Mit Eclipse bin ich jetzt an den ersten Beispielen dran und probiere gerade mit der  java.awt.point Klasse herum.

Eine kleine Unstimmigkeit habe ich bei meinen Einstellungen von Eclipse:
Wenn ich mir die Klasse *java.awt.point* ansehen will, zeigt er mir im 
Class File Editor immer an, dass ihm zum *jar* File *rt.jar* das source attachment fehlt.
Ich habe *Standard Edtition 1.4.2_01* und über das Menü 

Windows-> Preferences -> Java -> Installed JREs 

habe ich auch den Pfad 'C:\Programme\Java\j2re1.4.2_01' eingefügt - verweise also auf diese Standard VM.

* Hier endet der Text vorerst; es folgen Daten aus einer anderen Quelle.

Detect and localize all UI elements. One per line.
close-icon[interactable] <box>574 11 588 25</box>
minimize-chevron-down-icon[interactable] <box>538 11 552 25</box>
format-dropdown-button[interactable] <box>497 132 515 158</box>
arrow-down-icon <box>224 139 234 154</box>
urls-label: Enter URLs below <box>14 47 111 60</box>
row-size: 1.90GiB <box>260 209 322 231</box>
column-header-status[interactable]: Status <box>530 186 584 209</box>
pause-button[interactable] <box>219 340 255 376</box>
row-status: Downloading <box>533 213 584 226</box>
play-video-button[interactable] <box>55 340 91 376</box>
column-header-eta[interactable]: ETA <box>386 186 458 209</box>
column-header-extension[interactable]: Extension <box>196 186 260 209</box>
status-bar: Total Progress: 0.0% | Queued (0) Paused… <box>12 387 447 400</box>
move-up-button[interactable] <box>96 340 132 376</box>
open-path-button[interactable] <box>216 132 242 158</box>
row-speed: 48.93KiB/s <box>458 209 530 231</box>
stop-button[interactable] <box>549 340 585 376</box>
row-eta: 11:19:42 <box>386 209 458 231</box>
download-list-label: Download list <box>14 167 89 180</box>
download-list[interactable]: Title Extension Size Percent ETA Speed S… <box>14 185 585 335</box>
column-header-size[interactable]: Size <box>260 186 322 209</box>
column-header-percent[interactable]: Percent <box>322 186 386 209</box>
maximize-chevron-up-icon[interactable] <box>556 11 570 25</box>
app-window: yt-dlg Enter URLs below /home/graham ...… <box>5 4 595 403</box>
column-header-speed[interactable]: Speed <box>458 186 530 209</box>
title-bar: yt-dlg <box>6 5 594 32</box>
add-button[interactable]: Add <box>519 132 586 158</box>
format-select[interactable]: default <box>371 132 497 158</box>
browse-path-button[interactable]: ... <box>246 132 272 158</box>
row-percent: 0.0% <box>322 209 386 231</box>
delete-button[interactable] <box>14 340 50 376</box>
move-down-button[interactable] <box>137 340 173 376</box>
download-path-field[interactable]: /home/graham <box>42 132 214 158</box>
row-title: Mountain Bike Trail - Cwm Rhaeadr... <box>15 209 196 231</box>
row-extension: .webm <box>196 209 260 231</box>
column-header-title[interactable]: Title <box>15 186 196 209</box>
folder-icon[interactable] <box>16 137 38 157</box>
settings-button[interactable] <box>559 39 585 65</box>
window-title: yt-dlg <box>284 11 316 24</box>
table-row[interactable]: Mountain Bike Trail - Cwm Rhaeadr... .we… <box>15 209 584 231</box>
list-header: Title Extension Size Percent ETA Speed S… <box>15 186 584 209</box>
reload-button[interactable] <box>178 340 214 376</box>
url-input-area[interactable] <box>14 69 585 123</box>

Wie kann ich mir diese point-Klasse ansehen? 

Liebe Grüsse, 
Marpfei


----------



## mariopetr (8. Nov 2003)

im _sdk_ (nich jre) ist eine src.jar, die die sourcen der rt.jar beinhaltet. diese brauchst du. dann einfach ueber attach source -> jarfile -> das file angeben


----------



## Marpfei (9. Nov 2003)

Hallo mariopetr,
Danke für die schnelle Antwort. Ich habe jetzt die _sdk_ auch installiert (oder nochmal, ich weiss es nicht). Zumindest habe ich ein paar entsprechende Dateien unter *C:/j2sdk1.4.2/src/java* gefunden. Mit attach source habe ich dann auf diese verwiesen und sehe jetzt im Class File Editor so etwas ähnliches wie Soucecode - ich denke es sind einfach die Methoden und Attribute der jeweiligen Klasse. Leider zeigt er mir immer noch 'Source not found' an

Aber es kann doch nicht sein, dass ich für jede Klasse einer Klassesammlung  z.B. java.awt den Pfad manuell eingeben muss  :? 

Liebe Grüsse,
Marpfei


----------